Luan e Bolaños afinam parceria e se revezam na função do "10" no Grêmio
Não é novidade para ninguém o apreço de Renato Portaluppi por um camisa 10. Especialmente pelo seu, o meia Douglas. Por isso a lesão do “maestro pifador” foi vista como catastrófica no início de 2017. Sem a capacidade criativa do meio-campista, o Grêmio passou a se basear em dois jogadores: Luan e Miller Bolaños na faixa central. E a dupla encaixou a movimentação a ponto de render números positivos ao time.
Sem Douglas, sobrou para os dois, ora Luan, ora Bolaños, a recuar e armar o time do Grêmio. E, embora as partidas na qual o equatoriano preencheu o setor, atualmente é o camisa 7 quem atua mais livre. Mais de uma vez, Renato afirmou que não mudaria a maneira do jovem atuar mesmo com a entrada de Barrios, por exemplo. Justamente porque Bolaños tem ficado muitas vezes como o jogador mais avançado do time.
Douglas, após a chegada de Renato, muitas vezes recuava na linha do meio-campo para dar o seu toque de qualidade. Preenchia o setor e dificilmente se deslocava para os lados, embora às vezes o fizesse em busca de espaço para um passe mais elaborado. Atualmente, o time tem em Luan e Bolaños os principais expoentes para repetir esse comportamento - embora outros, como Pedro Rocha, Maicon e Léo Moura, também executam toques mais verticais.

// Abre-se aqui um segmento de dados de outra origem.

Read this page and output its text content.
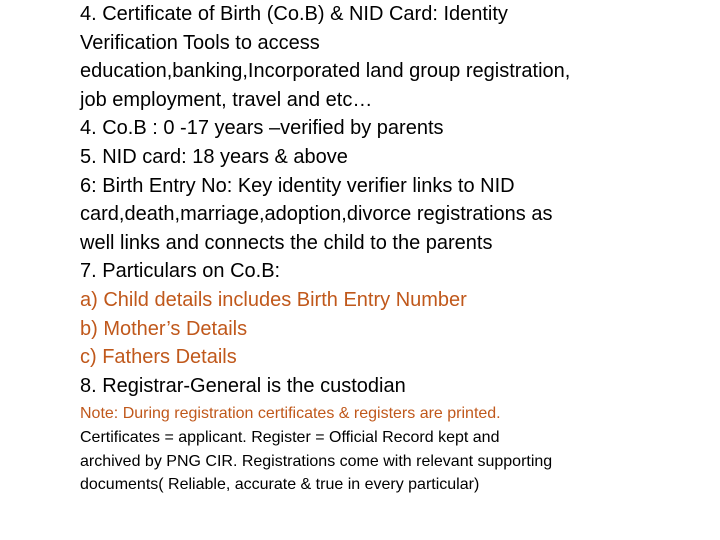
4. Certificate of Birth (Co.B) & NID Card: Identity
Verification Tools to access
education,banking,Incorporated land group registration,
job employment, travel and etc…
4. Co.B : 0 -17 years –verified by parents
5. NID card: 18 years & above
6: Birth Entry No: Key identity verifier links to NID
card,death,marriage,adoption,divorce registrations as
well links and connects the child to the parents
7. Particulars on Co.B:
a) Child details includes Birth Entry Number
b) Mother’s Details
c) Fathers Details
8. Registrar-General is the custodian
Note: During registration certificates & registers are printed.
Certificates = applicant. Register = Official Record kept and
archived by PNG CIR. Registrations come with relevant supporting
documents( Reliable, accurate & true in every particular)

- Para gente é muito importante, dois jogadores que dispensam comentários. Estão em uma crescente no momento certo, estamos muito felizes pelo Miller, sabemos o que ele passou ano passado. Chegou e ficou um tempo sem jogar. Fez a pré-temporada, começou o ano muito bem. E o Luan está bem com ele. Fazem total diferença - explicou o lateral Marcelo Oliveira, em entrevista coletiva nesta quinta-feira.